Fearnley-Whittingstall described one sequence in particular that summed-up his hero's ability.

"He was on a trawler being tossed around on a high sea and he picked up a fish from the fish box, took it back into the galley and cooked it while talking away to Clive," he said.

"My memory is that he did it all in a single take like a Scorsese film."

Heston Blumenthal, owner of the Fat Duck restaurant said: "There's so much admiration for what he's done. Obviously he was a law unto himself - he was quite vocal. He was quite bullish. He sometimes consumed a bit more wine than he had planned. I think all of that bravado was supported and backed up by a genuine love of food and wine and that just jumped out of the screen."

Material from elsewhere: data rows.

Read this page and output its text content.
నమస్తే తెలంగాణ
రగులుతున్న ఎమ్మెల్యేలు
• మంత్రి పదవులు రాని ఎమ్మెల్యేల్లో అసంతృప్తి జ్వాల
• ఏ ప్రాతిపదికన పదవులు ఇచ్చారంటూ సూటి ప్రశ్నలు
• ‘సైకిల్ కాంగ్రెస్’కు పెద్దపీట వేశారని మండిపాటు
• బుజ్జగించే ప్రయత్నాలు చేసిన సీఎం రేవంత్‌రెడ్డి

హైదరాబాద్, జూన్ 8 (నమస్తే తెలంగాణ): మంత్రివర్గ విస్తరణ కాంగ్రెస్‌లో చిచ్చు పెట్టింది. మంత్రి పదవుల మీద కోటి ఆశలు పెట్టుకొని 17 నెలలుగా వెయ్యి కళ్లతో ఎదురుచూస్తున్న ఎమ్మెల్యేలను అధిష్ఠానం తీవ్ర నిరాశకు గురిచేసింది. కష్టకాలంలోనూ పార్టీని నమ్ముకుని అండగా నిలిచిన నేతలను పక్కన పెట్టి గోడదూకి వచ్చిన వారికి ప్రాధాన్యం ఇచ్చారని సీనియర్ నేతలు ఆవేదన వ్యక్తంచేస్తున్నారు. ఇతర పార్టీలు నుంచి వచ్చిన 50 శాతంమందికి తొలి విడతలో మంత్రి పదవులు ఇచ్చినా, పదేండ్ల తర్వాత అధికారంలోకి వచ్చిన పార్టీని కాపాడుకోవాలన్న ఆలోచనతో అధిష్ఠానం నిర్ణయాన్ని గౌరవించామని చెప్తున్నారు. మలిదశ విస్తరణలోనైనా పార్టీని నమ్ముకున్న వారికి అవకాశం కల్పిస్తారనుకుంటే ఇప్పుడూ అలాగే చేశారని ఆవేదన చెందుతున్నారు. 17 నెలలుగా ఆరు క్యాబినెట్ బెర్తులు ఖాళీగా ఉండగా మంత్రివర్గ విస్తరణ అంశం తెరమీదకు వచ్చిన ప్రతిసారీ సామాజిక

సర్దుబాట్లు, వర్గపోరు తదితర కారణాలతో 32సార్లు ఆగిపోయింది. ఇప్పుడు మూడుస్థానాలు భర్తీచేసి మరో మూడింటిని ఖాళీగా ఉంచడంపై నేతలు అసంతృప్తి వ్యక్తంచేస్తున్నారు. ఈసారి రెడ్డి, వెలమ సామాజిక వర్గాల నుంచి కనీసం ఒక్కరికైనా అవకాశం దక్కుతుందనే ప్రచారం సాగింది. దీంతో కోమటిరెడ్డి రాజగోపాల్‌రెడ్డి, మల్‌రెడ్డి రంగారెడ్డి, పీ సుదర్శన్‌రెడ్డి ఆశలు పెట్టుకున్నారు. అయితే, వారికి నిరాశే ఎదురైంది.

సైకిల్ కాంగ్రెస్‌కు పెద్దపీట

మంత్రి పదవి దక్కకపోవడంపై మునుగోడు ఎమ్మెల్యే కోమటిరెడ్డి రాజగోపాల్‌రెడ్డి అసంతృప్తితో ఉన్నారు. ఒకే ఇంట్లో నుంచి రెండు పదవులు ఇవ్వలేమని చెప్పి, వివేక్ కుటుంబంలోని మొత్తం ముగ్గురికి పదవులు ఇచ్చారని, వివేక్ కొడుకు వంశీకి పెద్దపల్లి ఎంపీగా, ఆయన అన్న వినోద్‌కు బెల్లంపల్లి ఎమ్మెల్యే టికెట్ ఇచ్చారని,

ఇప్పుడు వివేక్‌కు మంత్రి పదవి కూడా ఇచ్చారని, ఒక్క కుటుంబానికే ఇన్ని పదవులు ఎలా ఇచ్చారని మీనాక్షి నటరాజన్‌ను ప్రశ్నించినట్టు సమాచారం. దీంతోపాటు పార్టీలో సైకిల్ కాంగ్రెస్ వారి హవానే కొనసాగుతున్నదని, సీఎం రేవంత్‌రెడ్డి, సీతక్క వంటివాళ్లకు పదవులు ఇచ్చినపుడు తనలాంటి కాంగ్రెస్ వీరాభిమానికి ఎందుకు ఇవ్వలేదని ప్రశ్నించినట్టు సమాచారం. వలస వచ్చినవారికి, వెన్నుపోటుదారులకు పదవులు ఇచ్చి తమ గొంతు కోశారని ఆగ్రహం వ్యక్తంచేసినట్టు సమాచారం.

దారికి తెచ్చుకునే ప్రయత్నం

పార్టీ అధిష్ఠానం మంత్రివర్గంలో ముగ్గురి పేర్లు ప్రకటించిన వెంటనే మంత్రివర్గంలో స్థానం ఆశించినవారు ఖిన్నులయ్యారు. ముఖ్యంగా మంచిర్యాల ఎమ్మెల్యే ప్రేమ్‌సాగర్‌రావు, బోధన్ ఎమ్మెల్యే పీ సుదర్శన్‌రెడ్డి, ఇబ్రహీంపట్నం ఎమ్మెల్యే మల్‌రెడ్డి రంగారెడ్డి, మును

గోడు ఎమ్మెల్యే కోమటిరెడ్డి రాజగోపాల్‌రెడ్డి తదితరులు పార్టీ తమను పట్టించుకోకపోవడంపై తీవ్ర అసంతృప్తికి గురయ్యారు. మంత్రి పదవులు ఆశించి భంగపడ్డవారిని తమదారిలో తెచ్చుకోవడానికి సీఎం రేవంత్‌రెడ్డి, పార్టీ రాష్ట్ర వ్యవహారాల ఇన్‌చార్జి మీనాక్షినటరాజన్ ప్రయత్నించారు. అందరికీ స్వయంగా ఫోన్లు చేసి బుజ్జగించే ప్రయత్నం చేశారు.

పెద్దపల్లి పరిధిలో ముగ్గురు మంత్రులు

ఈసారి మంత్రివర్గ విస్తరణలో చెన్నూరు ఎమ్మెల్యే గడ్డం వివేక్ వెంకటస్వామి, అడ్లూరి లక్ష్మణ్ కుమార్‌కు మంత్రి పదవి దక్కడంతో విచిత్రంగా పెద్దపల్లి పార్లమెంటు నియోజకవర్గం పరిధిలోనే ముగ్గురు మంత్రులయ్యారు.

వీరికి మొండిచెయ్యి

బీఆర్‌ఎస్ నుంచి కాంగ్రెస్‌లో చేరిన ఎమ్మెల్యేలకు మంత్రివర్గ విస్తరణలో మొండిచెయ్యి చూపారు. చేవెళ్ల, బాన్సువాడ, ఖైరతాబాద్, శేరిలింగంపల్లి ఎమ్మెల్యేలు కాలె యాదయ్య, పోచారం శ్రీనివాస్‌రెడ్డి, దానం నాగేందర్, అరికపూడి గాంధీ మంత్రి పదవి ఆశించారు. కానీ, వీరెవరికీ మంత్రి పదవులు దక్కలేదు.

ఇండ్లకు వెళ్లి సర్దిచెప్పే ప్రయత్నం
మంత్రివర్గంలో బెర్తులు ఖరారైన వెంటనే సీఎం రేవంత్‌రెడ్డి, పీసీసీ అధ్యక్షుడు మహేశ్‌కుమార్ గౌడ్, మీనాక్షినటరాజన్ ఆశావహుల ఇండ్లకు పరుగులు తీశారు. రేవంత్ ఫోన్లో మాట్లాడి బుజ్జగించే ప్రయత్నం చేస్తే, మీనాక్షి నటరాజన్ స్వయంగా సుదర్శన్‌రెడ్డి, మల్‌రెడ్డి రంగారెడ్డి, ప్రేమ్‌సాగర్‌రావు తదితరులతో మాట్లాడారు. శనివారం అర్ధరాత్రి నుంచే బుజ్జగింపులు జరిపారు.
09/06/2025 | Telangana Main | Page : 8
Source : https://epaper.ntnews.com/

Born in 1943, Floyd attended Wellington School where a teacher described him in his leaving report card as: "Something of a rebel ... but I am sure there was nothing essentially bad in him. He was very much an individualist."

After brief stint as a journalist and then in the Army, where he earned a reputation for creating culinary masterpieces out of standard rations, Floyd went on to open his first restaurant in Bristol in the 1960s.

He opened several more restaurants but suffered financial problems and in 1996 he was was declared bankrupt.

His first foray into television - Floyd on Fish - began in the mid-1980s after a BBC producer dined at one of his restaurants near the BBC studios and decided that the chef was a natural entertainer.

Over the next two decades Floyd produced cookery programmes around the world.

He would often prepare his meals on location or on the roadside. His most recent show, Floyd's India aired in 2001.

He is survived by his daughter, Poppy, and a son, Patrick.